Noonan signals intention to take a small bite from Apple’s favourable tax status
Opinion: Move seen as attempt to limit reputational damage
Apple makes sleek, feelgood products but some aspects of its tax avoidance strategy look truly awful.
For one thing, it marks an exceedingly rare case of the munificent Irish corporate tax regime being pared back a little. As such, it is a departure from relentless expansion. Loopholes have been closed off before, but usually in a quieter fashion. This came in the Dáil on budget day with the world watching as Ireland readies its exit from the bailout.

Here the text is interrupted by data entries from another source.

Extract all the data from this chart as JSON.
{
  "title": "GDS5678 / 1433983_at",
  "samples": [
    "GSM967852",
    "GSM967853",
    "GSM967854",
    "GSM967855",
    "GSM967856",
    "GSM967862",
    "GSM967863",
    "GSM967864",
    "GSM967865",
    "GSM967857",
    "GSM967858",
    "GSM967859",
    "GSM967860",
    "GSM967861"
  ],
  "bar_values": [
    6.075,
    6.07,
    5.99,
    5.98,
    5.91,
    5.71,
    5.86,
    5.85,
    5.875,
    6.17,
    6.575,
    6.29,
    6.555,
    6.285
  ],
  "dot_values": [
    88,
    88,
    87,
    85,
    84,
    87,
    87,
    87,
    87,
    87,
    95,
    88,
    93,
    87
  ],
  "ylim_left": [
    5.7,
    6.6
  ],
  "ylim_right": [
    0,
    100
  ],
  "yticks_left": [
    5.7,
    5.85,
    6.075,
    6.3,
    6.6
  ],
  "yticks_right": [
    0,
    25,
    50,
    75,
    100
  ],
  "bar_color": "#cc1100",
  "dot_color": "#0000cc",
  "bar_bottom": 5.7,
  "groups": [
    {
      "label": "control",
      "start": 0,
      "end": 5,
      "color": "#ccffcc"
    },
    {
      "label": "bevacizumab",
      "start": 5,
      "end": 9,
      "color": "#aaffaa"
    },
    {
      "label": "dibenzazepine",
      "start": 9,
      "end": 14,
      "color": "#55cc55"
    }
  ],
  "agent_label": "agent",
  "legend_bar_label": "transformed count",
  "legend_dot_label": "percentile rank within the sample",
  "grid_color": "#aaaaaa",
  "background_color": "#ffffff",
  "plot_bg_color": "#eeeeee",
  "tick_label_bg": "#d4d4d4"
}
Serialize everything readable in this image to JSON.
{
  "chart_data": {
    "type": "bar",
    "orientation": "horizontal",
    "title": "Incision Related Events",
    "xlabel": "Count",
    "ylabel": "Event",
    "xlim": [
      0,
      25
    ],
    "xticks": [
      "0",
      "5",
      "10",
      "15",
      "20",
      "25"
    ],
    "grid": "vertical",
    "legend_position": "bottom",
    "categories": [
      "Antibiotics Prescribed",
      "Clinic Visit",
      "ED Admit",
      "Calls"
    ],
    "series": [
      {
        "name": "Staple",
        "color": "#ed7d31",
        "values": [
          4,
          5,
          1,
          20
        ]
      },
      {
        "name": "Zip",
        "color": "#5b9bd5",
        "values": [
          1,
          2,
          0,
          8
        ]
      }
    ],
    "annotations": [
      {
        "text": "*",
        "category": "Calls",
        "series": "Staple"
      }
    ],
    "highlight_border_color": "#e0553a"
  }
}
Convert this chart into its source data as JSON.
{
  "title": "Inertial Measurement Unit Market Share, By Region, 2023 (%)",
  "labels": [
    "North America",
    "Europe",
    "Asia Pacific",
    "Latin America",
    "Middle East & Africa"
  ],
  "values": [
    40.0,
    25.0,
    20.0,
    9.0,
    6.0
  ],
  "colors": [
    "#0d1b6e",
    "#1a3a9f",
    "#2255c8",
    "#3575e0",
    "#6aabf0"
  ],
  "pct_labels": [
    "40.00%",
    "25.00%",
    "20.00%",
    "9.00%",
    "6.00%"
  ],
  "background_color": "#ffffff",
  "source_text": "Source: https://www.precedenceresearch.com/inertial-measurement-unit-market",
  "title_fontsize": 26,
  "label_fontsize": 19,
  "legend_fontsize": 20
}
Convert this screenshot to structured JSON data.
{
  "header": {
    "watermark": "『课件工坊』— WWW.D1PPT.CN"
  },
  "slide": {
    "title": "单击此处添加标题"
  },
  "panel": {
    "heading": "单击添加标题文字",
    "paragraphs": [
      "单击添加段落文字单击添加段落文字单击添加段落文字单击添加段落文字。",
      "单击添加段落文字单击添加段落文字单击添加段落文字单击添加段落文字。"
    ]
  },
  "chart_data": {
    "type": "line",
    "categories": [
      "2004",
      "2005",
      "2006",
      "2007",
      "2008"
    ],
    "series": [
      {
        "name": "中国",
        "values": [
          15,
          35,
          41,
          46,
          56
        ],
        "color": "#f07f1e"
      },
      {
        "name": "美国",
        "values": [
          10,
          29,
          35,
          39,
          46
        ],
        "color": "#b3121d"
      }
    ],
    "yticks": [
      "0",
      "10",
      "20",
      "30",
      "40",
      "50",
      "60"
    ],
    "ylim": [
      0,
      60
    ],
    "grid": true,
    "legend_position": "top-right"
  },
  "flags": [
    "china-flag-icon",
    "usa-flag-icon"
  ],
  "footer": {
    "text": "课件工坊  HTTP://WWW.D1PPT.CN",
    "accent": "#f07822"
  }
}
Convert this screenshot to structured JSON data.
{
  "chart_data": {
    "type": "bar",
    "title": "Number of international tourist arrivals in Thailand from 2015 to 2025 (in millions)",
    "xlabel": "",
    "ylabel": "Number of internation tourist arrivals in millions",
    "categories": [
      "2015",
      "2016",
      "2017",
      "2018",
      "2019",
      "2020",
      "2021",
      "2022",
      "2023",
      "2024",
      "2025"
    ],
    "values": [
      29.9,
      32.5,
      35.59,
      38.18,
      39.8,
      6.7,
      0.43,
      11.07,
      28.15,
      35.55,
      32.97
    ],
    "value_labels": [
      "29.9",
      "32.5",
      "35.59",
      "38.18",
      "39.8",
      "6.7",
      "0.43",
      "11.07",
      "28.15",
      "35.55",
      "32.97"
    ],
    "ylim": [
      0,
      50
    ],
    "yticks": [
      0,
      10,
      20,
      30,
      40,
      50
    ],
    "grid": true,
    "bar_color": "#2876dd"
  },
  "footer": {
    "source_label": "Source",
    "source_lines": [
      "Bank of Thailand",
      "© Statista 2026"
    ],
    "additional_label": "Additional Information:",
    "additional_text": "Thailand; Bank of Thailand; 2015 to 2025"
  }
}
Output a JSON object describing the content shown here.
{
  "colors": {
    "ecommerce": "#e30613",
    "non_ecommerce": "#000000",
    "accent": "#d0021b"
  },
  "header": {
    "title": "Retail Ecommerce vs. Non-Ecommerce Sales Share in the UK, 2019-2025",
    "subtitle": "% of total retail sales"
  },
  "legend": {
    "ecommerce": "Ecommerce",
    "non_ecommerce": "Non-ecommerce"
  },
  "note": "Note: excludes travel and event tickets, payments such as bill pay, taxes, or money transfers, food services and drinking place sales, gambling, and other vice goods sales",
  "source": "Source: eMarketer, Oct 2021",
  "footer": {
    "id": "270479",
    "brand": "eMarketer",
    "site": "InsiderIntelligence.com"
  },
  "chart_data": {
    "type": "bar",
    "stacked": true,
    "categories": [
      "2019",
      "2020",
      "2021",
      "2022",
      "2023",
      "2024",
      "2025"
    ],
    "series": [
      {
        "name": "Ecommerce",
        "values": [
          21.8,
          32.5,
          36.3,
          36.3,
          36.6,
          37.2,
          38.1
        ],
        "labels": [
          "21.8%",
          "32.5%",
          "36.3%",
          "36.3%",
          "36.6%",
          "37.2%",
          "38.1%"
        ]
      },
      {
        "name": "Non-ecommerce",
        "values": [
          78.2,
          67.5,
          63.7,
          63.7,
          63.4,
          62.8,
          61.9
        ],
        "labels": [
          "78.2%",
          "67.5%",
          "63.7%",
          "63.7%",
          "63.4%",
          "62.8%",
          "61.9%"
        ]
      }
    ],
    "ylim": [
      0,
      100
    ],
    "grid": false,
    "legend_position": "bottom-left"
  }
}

For another, it comes only four months after Taoiseach Enda Kenny said no country could act unilaterally in the drive to extract more tax from global commerce. That, of course, is exactly what happened here. So what is going on?
While a number of discrete forces are at work, this boils down to a response of sorts to international pressure against questionable tax policies practised in Ireland by certain multinationals.
Having resolutely held the line for years that no move was warranted because the Irish system was entirely transparent and statute-based, this move by the Government marks a change of pitch, if not of substance in any fundamental sense. Yet questions are inevitably raised as to whether pressure within the EU, in Germany particularly, and at the level of the Group of Eight, leads down the line to further change from Ireland.
This is highly sensitive politically, given the totemic status of the 12.5 per cent corporate tax rate and its associated trappings and the pressing need to create more and more jobs. It is all the more so with concessions being held out in coalition talks in Germany as the price for any further Irish aid.
The first point to be made is that the decision made on Tuesday is quite narrow: it will prevent Apple and a small number of other firms from making Irish-registered subsidiaries “stateless” in terms of their tax residency to radically cut their tax burden.
The basic accusation against this particular scheme is that it provides legal cover for hugely profitable businesses such as Apple to minimise their tax exposure to the point that they pay only negligible amounts. Apple makes sleek, feelgood products but this kind of thing looks truly dreadful. The fact that it has carried on within the precise letter of the law for many years does not make it appear any better.
Elimination will take effect only in 2015. Irish officials expect it will be revenue-neutral from an exchequer perspective, but that is not really the point. This is more about Ireland’s standing in the international scene and the need to protect an economic model which has foreign direct investment at its very core.